The City Council agreed last week to allow the city's housing department to solicit redevelopment plans for the Buzzard Point area one mile south of the Capitol - property the city neither owns nor has any idea how it will acquire.

The only thing city officials know is that they want this close-in neighborhood, now a rundown industrial area of mostly junkyards, transformed into a new urban community of mostly apartments, small shops and townhouses.

"It's not doing anything productive for the city," said J. Kirkwood White, director of the city's zoning office. "Having outdoor storage (junkyards) that close to the U.S. Capitol is a misuse of land," he added.

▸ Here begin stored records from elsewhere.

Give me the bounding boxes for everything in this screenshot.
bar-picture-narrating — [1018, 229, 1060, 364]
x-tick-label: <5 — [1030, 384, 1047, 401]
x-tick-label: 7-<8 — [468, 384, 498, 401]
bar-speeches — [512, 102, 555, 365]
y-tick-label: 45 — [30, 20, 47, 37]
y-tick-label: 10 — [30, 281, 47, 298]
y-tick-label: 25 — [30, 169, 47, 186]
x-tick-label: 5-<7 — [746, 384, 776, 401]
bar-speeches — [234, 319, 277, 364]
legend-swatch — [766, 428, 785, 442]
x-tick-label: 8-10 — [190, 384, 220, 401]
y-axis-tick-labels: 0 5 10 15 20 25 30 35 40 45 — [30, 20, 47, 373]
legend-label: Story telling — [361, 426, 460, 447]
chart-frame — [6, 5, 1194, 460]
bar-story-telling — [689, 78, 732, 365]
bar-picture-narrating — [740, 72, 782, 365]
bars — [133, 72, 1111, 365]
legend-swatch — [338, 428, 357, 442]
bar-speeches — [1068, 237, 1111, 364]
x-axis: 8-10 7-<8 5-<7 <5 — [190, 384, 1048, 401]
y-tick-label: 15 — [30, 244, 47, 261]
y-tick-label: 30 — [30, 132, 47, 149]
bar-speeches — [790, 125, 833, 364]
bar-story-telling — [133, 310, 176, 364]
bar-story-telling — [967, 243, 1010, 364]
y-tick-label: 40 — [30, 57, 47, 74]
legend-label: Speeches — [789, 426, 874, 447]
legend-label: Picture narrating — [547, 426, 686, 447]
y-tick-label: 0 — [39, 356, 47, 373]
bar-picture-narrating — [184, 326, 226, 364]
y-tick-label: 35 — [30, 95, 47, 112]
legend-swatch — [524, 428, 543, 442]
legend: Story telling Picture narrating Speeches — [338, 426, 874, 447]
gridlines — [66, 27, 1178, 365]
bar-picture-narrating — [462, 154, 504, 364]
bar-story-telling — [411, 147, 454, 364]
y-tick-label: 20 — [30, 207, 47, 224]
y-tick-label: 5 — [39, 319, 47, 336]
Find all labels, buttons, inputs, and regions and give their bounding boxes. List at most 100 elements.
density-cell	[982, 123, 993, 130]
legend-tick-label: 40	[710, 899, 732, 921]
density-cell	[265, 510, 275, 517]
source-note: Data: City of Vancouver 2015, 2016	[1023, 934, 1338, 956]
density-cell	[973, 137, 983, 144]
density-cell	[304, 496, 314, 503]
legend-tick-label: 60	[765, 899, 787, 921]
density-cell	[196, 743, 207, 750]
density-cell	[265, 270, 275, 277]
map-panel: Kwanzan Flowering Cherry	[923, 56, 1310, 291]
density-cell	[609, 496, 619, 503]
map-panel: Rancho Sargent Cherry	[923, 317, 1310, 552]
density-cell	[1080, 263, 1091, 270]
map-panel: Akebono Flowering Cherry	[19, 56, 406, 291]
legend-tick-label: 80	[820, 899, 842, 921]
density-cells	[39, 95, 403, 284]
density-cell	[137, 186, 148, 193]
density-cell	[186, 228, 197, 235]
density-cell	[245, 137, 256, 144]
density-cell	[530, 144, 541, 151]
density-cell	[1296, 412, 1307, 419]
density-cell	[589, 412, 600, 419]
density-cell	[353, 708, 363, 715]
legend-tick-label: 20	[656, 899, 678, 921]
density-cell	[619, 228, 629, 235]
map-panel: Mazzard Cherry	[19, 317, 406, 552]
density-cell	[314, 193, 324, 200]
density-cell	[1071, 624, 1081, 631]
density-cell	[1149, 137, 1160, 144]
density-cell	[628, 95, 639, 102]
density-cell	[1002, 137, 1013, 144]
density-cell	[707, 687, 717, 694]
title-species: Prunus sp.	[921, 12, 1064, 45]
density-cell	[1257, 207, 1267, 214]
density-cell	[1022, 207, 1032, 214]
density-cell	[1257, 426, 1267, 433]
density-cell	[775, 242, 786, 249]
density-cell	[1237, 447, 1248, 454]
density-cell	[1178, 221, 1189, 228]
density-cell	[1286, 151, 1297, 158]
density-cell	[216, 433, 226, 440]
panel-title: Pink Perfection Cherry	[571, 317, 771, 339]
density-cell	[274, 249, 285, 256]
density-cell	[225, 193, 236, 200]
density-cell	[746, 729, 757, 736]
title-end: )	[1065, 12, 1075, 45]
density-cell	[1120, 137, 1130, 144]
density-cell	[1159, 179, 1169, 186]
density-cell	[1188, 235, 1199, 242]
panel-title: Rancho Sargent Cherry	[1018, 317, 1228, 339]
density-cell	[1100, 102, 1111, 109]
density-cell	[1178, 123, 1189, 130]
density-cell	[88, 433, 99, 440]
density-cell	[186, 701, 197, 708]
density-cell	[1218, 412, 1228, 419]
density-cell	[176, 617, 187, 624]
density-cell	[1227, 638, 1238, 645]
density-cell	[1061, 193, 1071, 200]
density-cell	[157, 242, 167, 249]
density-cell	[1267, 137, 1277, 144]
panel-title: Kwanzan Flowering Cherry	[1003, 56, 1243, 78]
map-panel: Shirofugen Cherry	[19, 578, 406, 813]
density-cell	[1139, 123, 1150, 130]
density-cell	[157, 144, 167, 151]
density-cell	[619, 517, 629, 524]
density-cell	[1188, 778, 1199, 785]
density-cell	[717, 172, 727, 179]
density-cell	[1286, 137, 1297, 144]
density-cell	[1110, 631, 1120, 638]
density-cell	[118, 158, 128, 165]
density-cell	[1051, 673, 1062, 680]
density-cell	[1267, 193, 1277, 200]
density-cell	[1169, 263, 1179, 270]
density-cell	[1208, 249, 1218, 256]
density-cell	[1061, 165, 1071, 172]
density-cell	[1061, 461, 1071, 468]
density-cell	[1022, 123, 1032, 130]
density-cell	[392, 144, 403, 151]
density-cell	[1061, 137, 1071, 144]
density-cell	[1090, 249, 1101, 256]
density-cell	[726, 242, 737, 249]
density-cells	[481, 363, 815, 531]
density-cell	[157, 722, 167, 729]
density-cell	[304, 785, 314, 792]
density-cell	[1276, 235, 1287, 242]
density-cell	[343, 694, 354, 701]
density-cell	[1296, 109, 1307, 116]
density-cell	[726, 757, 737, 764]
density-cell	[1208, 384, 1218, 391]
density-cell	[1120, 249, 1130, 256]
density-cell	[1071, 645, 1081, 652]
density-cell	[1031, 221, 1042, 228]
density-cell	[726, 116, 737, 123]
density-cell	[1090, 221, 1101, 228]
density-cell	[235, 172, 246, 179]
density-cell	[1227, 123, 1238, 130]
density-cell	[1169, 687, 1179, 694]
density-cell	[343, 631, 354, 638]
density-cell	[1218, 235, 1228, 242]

In the recent past the city would simply have declared the entire 40 acres - stretching from South Capitol Street east to the Navy Yard and from M Street south to the Anacostia River - an urban renewal area, bought the land and sold it to the developer who presented the best revitalization plan.

Now there is no money for new urban renewal projects. The federal government turned off the flow of funds three years ago when it switched to the revenue sharing program for housing - community development block grants.

The District, like other cities across the country, is now grappling with the complex question of how to clean up a blighted area without urban renewal money.

The answer so far from District officials is they are not sure.

"The project comes at a time when the city is seeking new procedures for urban development and new methods to fund it with a view toward minimizing the delays and the expenditures of large amounts of public money that are associated with the urban renewal process," White said.

"We're attempting to come up with a feasible plan" for redevelopment "without urban revewal," said Albert Miller, deputy director of the city housing department.

Currently the land, in the hands of about 50 owners, is a melange of rundown houses that are home to about 80 families, gas stations, auto repair shops and a paper baling company. A storage yard for Metro buses, the Government Services Inc. warehouses, a garage for the city's trash trucks and the Maloney Concrete plant are also located in the neighborhood.

City officials went potential developers to submit detailed plans for land acquisition and new housing. Officials are unsure exactly where to obtain money to buy land in the area if that becomes necessary.

The only company that has indicated any interest in redeveloping the [WORD ILLEGIBLE] area is the Dravo Corp. of Pittsburgh, a conglomerate that specializes in heavy construction work. The corporation owns the Potomac Sand and Gravel Co., which is located in the area.

A person knowledgeable about development trends in the city said he would send the Buzzard Point materials to some of his clients, but he added that redevelopment of the area for housing might be hampered by the presence of the heavy industry in the community such as the concrete plant and the nearby generating station of the Potomac Electric Power Company.

White admits that developers are not hurrying to invest in Buzzard Point.

"It is not a hot investment area but a back burner investment area that needs government stimulus to come alive," he said.

White believes that the subway stop at South Capitol and M and the area's waterfront location should make it attractive for homes priced for sale to middle-income families who cannot afford the luxury housing that is planned for West End and the Georgetown Waterfront.

The West End, the area generally northwest of Washington Circle is similar to Buzzard Point since both are old industrial areas. But private developers have long been interested in building in the West End because it is between Georgetown and downtown.

Last year White's office prepared a major rezoning plan for the entire 167-acre Buzzard Point area.

Although that rezoning plan has never been formally adopted by the city's zoning commission, developers for the scaled-down area are being told to use the plan as a guide in preparing their designs for the area.

Lacking urban renewal, "it's not going to be easy - but we have to look at things differently," Miller said.